Distributed XGBoost with PySpark

Starting from version 1.7.0, xgboost supports pyspark estimator APIs.

Note

The feature is still experimental and not yet ready for production use.

XGBoost PySpark Estimator

SparkXGBRegressor

SparkXGBRegressor is a PySpark ML estimator. It implements the XGBoost classification algorithm based on XGBoost python library, and it can be used in PySpark Pipeline and PySpark ML meta algorithms like CrossValidator/TrainValidationSplit/OneVsRest.

We can create a SparkXGBRegressor estimator like:

from xgboost.spark import SparkXGBRegressor
spark_reg_estimator = SparkXGBRegressor(
  features_col="features",
  label_col="label",
  num_workers=2,
)

The above snippet creates a spark estimator which can fit on a spark dataset, and return a spark model that can transform a spark dataset and generate dataset with prediction column. We can set almost all of xgboost sklearn estimator parameters as SparkXGBRegressor parameters, but some parameter such as nthread is forbidden in spark estimator, and some parameters are replaced with pyspark specific parameters such as weight_col, validation_indicator_col, use_gpu, for details please see SparkXGBRegressor doc.

The following code snippet shows how to train a spark xgboost regressor model, first we need to prepare a training dataset as a spark dataframe contains “label” column and “features” column(s), the “features” column(s) must be pyspark.ml.linalg.Vector type or spark array type or a list of feature column names.

xgb_regressor_model = xgb_regressor.fit(train_spark_dataframe)

The following code snippet shows how to predict test data using a spark xgboost regressor model, first we need to prepare a test dataset as a spark dataframe contains “features” and “label” column, the “features” column must be pyspark.ml.linalg.Vector type or spark array type.

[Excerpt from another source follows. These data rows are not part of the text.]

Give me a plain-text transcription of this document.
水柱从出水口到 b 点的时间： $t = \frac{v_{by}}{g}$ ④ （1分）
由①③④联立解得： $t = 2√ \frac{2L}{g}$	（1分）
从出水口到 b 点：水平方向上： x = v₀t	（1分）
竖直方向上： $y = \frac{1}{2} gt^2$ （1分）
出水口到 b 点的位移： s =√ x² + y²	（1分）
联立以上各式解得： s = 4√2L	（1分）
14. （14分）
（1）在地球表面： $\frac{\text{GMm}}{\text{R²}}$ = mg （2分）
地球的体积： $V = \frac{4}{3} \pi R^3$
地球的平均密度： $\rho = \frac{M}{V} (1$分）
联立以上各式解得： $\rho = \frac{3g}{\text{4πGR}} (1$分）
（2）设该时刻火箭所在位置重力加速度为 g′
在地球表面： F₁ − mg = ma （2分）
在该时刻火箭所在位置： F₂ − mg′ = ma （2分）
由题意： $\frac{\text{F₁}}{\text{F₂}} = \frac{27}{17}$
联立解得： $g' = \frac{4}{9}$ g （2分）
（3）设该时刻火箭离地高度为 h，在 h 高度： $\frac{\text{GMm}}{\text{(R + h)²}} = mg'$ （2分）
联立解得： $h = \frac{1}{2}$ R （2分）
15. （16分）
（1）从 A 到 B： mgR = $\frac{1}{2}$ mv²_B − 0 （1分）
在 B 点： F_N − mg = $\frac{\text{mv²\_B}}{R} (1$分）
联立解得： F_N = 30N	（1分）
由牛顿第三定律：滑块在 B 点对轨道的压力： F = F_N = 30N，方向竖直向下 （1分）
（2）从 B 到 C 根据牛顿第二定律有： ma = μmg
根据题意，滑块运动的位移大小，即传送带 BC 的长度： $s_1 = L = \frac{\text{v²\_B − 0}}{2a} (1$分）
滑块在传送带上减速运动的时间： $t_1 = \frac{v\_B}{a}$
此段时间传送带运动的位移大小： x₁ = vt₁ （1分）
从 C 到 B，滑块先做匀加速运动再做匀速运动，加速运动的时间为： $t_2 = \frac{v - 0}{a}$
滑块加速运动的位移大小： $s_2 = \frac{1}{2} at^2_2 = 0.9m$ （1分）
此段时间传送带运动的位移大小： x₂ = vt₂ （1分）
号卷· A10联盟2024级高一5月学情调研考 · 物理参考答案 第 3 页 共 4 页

transformed_test_spark_dataframe = xgb_regressor.predict(test_spark_dataframe)

The above snippet code returns a transformed_test_spark_dataframe that contains the input dataset columns and an appended column “prediction” representing the prediction results.

SparkXGBClassifier

SparkXGBClassifier estimator has similar API with SparkXGBRegressor, but it has some pyspark classifier specific params, e.g. raw_prediction_col and probability_col parameters. Correspondingly, by default, SparkXGBClassifierModel transforming test dataset will generate result dataset with 3 new columns: - “prediction”: represents the predicted label. - “raw_prediction”: represents the output margin values. - “probability”: represents the prediction probability on each label.

XGBoost PySpark GPU support

XGBoost PySpark supports GPU training and prediction. To enable GPU support, you first need to install the xgboost and cudf packages. Then you can set use_gpu parameter to True.

Below tutorial will show you how to train a model with XGBoost PySpark GPU on Spark standalone cluster.

Write your PySpark application

from xgboost.spark import SparkXGBRegressor
spark = SparkSession.builder.getOrCreate()

# read data into spark dataframe
train_data_path = "xxxx/train"
train_df = spark.read.parquet(data_path)

test_data_path = "xxxx/test"
test_df = spark.read.parquet(test_data_path)

# assume the label column is named "class"
label_name = "class"

# get a list with feature column names
feature_names = [x.name for x in train_df.schema if x.name != label]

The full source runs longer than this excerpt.